Octatel This may be a case of doing the right thing for the wrong reason, but under any circumstance, it is good news for the the 60% of American taxpayers who pay money to tax preparers for help with their returns: the IRS finally announced that they are going to require certification and registration for tax preparers! This could finally be a step in regulating the Wild West of tax prep land, which is fraught with abuse. It is also likely a sop being thrown to the big mega-preparers like H&R Block, Jackson-Hewitt, and Liberty Tax Services to allow them to bring more order to an industry where even being huge only gives them less than one-third of the market.
Even as the lumbering, passive bureaucracy of the IRS moves towards regulation, they note that CPAs won’t have to register, because they are already licensed, and free tax preparers, like those that once existed at the ACORN Centers when I used to work there, won’t have to have special certifications. What they did not say, but could have said for the free tax preparers is that to get the IRS filing number for a free VITA center, we already had to get certified! The article in the Wall Street Journal made it sound like the IRS was being generous, but the facts, as usual, are wildly different, since it’s rather a case essentially of having already forced service centers for the poor to have to be regulated, and finally now having them get around to the rest of the industry!
But, I hate to quibble, because this is a good thing. The IRS even announced that they are going to reach out to the 10,000 or more preparers who make the most errors. Hmmmm. The rest of us make a mistake on our returns and we’re paying interest and penalties and enduring a world of hurt, but if you are a tax preparer the IRS is just finally carrying about the fact that 10,000 maniacs are making huge mistakes?!? Perhaps a name change is in order and the word “Service” should be dropped from the title, and only Internal Revenue remain?

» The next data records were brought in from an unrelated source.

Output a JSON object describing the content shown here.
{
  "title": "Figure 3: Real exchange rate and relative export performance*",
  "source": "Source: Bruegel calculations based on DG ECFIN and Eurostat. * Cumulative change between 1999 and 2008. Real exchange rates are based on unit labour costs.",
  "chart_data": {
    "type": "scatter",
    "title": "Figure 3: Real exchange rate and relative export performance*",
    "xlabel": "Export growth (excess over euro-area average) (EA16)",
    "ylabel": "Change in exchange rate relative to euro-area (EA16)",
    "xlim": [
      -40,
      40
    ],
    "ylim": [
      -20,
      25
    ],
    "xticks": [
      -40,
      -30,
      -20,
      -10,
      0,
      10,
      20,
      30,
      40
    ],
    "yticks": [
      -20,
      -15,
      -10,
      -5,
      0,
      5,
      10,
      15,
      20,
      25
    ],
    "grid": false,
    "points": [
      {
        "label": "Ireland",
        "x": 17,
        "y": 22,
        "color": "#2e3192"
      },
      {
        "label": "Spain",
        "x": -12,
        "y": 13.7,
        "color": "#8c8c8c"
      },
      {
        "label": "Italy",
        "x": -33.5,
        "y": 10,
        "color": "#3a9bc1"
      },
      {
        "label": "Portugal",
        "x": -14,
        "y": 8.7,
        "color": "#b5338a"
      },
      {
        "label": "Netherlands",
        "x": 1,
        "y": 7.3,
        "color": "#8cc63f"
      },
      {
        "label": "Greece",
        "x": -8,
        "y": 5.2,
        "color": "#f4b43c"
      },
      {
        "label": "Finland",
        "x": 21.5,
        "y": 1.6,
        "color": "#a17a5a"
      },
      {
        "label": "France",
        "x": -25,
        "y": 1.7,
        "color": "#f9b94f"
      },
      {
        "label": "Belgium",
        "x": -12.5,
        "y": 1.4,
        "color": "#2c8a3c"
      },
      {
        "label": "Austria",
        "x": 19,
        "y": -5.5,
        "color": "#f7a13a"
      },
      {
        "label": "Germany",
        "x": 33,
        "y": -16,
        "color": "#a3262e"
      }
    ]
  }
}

H&R Block spokespeople greeted the news as manna from heaven. Why not, this will hurt their competition with the “mom and pops” out there. It’s no surprise that the former head of HR&Block has been the deputy commissioner of the IRS and would understand this problem exceedingly well.
One way or another though this is good news for working stiffs who have been paying for help no matter the fact that this should have happened many, many years ago.
Maybe the IRS will finally look at doing real outreach now to build citizen wealth through full participation in the Earned Income Tax Credit (EITC). I hope I’m not getting giddy and carried away?